APT23 has stolen information that has political and military significance, rather than intellectual property. This suggests that APT23 may perform data theft in support of more traditional espionage operations.
Name: Tropic Trooper (Trend Micro), Pirate Panda (CrowdStrike), APT 23 (Mandiant), Iron (Microsoft), KeyBoy (Rapid7), Bronze Hobart (SecureWorks)
Location: China
Suspected attribution: State-sponsored
Date of initial activity: 2011
Targets: Media and government in the U.S. and the Philippines
Motivation: Information theft and espionage
Associated tools: NONGMIN, 8.t Dropper, CREDRIVER, KeyBoy, PCShare, Poison Ivy, ShadowPad Winnti, Titan, USBferry, Yahoyah, Winsloader.
Attack vectors: APT23 has used spear phishing messages to compromise victim networks, including education-related phishing lures. APT23 actors are not known to use zero-day exploits, but this group has leveraged those exploits once they have been made public.
How they work: Tropic Trooper is an unaffiliated threat group that has led targeted campaigns against targets in Taiwan, the Philippines, and Hong Kong.

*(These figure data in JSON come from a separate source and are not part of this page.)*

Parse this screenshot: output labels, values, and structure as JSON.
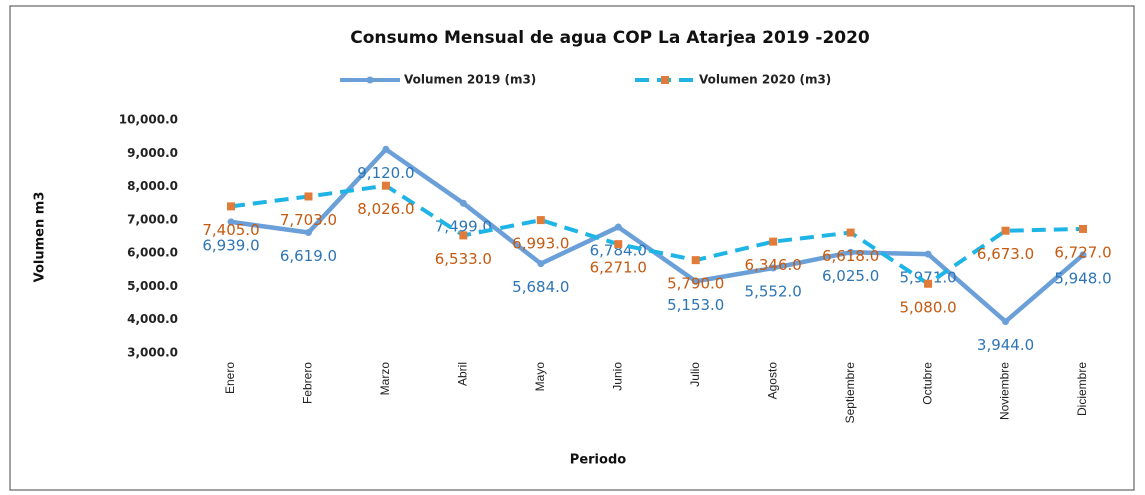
{
  "chart_data": {
    "type": "line",
    "title": "Consumo Mensual de agua COP La Atarjea 2019  -2020",
    "x_label": "Periodo",
    "y_label": "Volumen m3",
    "categories": [
      "Enero",
      "Febrero",
      "Marzo",
      "Abril",
      "Mayo",
      "Junio",
      "Julio",
      "Agosto",
      "Septiembre",
      "Octubre",
      "Noviembre",
      "Diciembre"
    ],
    "series": [
      {
        "name": "Volumen 2019 (m3)",
        "color": "#6a9fd8",
        "label_color": "#2e75b6",
        "dashed": false,
        "values": [
          6939,
          6619,
          9120,
          7499,
          5684,
          6784,
          5153,
          5552,
          6025,
          5971,
          3944,
          5948
        ],
        "value_labels": [
          "6,939.0",
          "6,619.0",
          "9,120.0",
          "7,499.0",
          "5,684.0",
          "6,784.0",
          "5,153.0",
          "5,552.0",
          "6,025.0",
          "5,971.0",
          "3,944.0",
          "5,948.0"
        ]
      },
      {
        "name": "Volumen 2020 (m3)",
        "color": "#1fb4e6",
        "marker_color": "#e07b39",
        "label_color": "#c55a11",
        "dashed": true,
        "values": [
          7405,
          7703,
          8026,
          6533,
          6993,
          6271,
          5790,
          6346,
          6618,
          5080,
          6673,
          6727
        ],
        "value_labels": [
          "7,405.0",
          "7,703.0",
          "8,026.0",
          "6,533.0",
          "6,993.0",
          "6,271.0",
          "5,790.0",
          "6,346.0",
          "6,618.0",
          "5,080.0",
          "6,673.0",
          "6,727.0"
        ]
      }
    ],
    "ylim": [
      3000,
      10000
    ],
    "yticks": [
      {
        "value": 3000,
        "label": "3,000.0"
      },
      {
        "value": 4000,
        "label": "4,000.0"
      },
      {
        "value": 5000,
        "label": "5,000.0"
      },
      {
        "value": 6000,
        "label": "6,000.0"
      },
      {
        "value": 7000,
        "label": "7,000.0"
      },
      {
        "value": 8000,
        "label": "8,000.0"
      },
      {
        "value": 9000,
        "label": "9,000.0"
      },
      {
        "value": 10000,
        "label": "10,000.0"
      }
    ],
    "legend": "top",
    "grid": false
  }
}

Tropic Trooper focuses on targeting government, healthcare, transportation, and high-tech industries and has been active since 2011.
BRONZE HOBART has actively targeted Tibetan activists and supporters using weaponized RTF documents that installed a PowerShell RAT dubbed ‘Pfine’. There are infrastructure and targeting overlaps between BRONZE HOBART and public reporting on KeyBoy, TropicTrooper and Pirate Panda. CTU researchers assess with moderate confidence that BRONZE HOBART operates on behalf of China.